Kampf um das Gleisdreieck
Bürger engagieren sich für ein städtisches Naherholungsgebiet


Was kann daraus werden?Ein erbitterter Streit wird derzeit um ein brachliegendes, jedoch historisch wertvolles Bahngelände im Herzen Berlins geführt: das Gleisdreieck.
Die großzügige Anlage, die heute die Stadtteile Kreuzberg, Schöneberg und den südlichen Tiergarten verbindet, ist seit einigen Jahren Diskussionsobjekt zwischen Berliner Senat und der VIVICO Real Estate sowie der "Aktionsgemeinschaft Gleisdreieck".

Das Gelände, auf dem zu Anfang des 20. Jahrhunderts Viaduktstrecken der städtischen Hochbahnen errichtet wurden, beherbergte zu dieser Zeit sowohl die Bahnhöfe der Potsdamer Bahn als auch die der Anhalter und Dresdner Bahn.
Nach 1945 beeindruckte es durch das Gedeihen einer außergewöhnlichen Flora und Fauna. Heute soll das weitgehend ungenutzte Gebiet voraussichtlich sowohl den Ansprüchen eines Naturparks und eines Industriedenkmals als auch denen eines Bürgerparks, einer Frischluftschneise und eines "Park der Verbindungen" genügen.

Naturpark oder Stadtkulisse

Mit der Unterzeichnung eines städtebaulichen Rahmenvertrages seitens des Senats und der VIVICO Real Estate, welcher die Aufteilung des Bahngeländes in Bau - und Freiflächen sowie weitere Einzelheiten regeln soll - unter anderem die Kündigung und Räumung der Kleingartenkolonie auf dem Potsdamer Güterbahnhof - entbrannte ein neuer Zwist zwischen den verschiedenen Interessengruppen.
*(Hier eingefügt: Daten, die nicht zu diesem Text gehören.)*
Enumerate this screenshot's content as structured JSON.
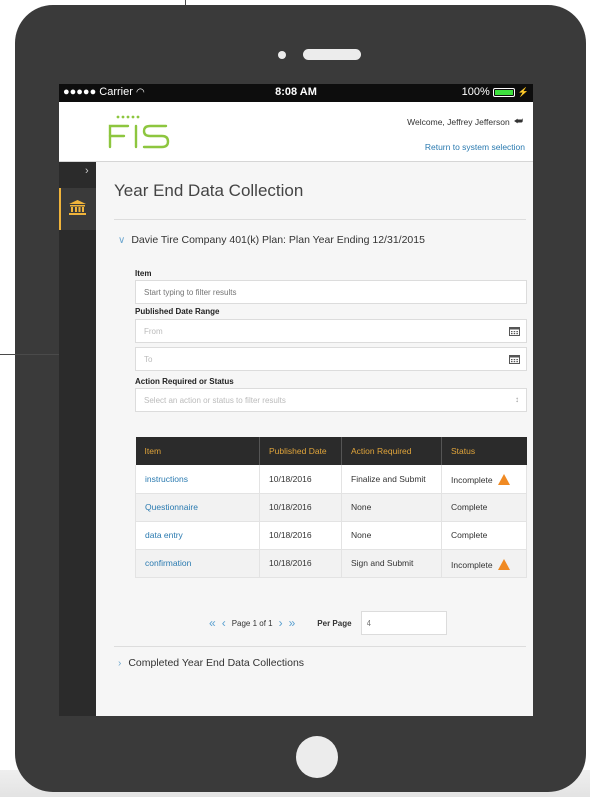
{
  "status_bar": {
    "carrier": "●●●●● Carrier",
    "time": "8:08 AM",
    "battery": "100%",
    "battery_level": 1.0
  },
  "header": {
    "logo_text": "FIS",
    "welcome": "Welcome, Jeffrey Jefferson",
    "return_link": "Return to system selection"
  },
  "page": {
    "title": "Year End Data Collection"
  },
  "accordion": {
    "open_title": "Davie Tire Company 401(k) Plan: Plan Year Ending 12/31/2015",
    "closed_title": "Completed Year End Data Collections"
  },
  "filters": {
    "item_label": "Item",
    "item_placeholder": "Start typing to filter results",
    "date_label": "Published Date Range",
    "from_placeholder": "From",
    "to_placeholder": "To",
    "action_label": "Action Required or Status",
    "action_placeholder": "Select an action or status to filter results"
  },
  "table": {
    "headers": [
      "Item",
      "Published Date",
      "Action Required",
      "Status"
    ],
    "rows": [
      {
        "item": "instructions",
        "date": "10/18/2016",
        "action": "Finalize and Submit",
        "status": "Incomplete",
        "warning": true
      },
      {
        "item": "Questionnaire",
        "date": "10/18/2016",
        "action": "None",
        "status": "Complete",
        "warning": false
      },
      {
        "item": "data entry",
        "date": "10/18/2016",
        "action": "None",
        "status": "Complete",
        "warning": false
      },
      {
        "item": "confirmation",
        "date": "10/18/2016",
        "action": "Sign and Submit",
        "status": "Incomplete",
        "warning": true
      }
    ]
  },
  "pagination": {
    "page_text": "Page 1 of 1",
    "per_page_label": "Per Page",
    "per_page_value": "4"
  },
  "colors": {
    "accent": "#f0b43b",
    "link": "#2a7ab0",
    "logo": "#8dc63f",
    "warning": "#f08a23"
  }
}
Die "Aktionsgemeinschaft Gleisdreieck", welche sich als "ein Bündnis mehrerer vor Ort tätiger Initiativen und Vereine" versteht, plädiert nach eigenen Angaben für die Errichtung eines großzügigen Naturparks von mindestens 35 ha. Die Organisation besteht auf der Berücksichtigung der unüblichen Vegetation, welche die "Landschaft Gleisdreieck" auszeichne und der strikten Trennung jener von der übrigen Stadtkulisse, gibt der Mitwirkende Matthias Bauer während einer Führung zur Auskunft. Stattdessen sollten die ohnehin leer stehenden Grundstücke an der Flottwell,- Pohl- und Lützowstraße den Bauplänen dienen.
Nach den Richtlinien des genannten Vertrages halten allerdings ausschließlich 23 Hektar der diskutierten Fläche für die Errichtung eines Naturparks her. Der Inhalt eines 1998 abgeschlossenen Vertrages beruft sich auf die "planungsrechtliche Sicherung des Parks", welcher den neuen Bauflächen nicht mehr als 11 ha zuspricht. Heute beklagt die "Aktionsgemeinschaft Gleisdreieck", dass sich weder die Senatsverwaltung noch die VIVICO an dieses Konzept gebunden sehen würden. Neben dem Konzept, das einen privaten Golfplatz auf dem ehemaligen Potsdamer Güterbahnhof vorsieht, ist die Aufstellung eines Riesenrads im Gespräch. Einem diesbezüglichen Verhandlungspartner, der World Wheel Holding, hält die "Aktionsgemeinschaft Gleisdreieck" Korruption und Undurchschaubarkeit vor. Darüber hinaus plädiert sie für den Erhalt des "denkmalwerten, Stadtbild prägenden Ensembles" der Yorckbrücken.
Ein bedeutendes Element des Bahngeländes stellt auch die Ladestraße auf dem Anhalter Güterbahnhof dar. Diese kommt einem architektonischen Zeugnis für die Geschichte des Anhalter Bahnhofs gleich, da sie über die Nachvollziehbarkeit der ehemaligen Bahnhofsstruktur entscheidet, meint Matthias Bauer. In Planung ist eine "Weiterentwicklung der Ladestraße", welche die Konstruktion eines Bürogebäudes für die Deutsche Bahn sowie die dritte Ausbaustufe des Technikmuseums vorsieht.

Bürgerbeteiligung

Die Senatsverwaltung räumt den Bürgern jedoch ein Mitspracherecht bezüglich der Gestaltung des Gleisdreiecks ein; ein landschaftsplanerischer Wettbewerb soll die Möglichkeit dazu bieten. Anregungen und Ideen, die aus Umfragen, einem Online-Dialog und Erkundungstouren stammen, sollen den Landschaftsarchitekten vorgelegt und von diesen in ihren Entwürfen soweit wie möglich berücksichtigt werden. Im Frühjahr 2006 werden schließlich zehn der eingegangenen Beiträge von einem Preisgericht aus Politik, Bürgern und Fachleuten zur weiteren Bearbeitung ausgewählt.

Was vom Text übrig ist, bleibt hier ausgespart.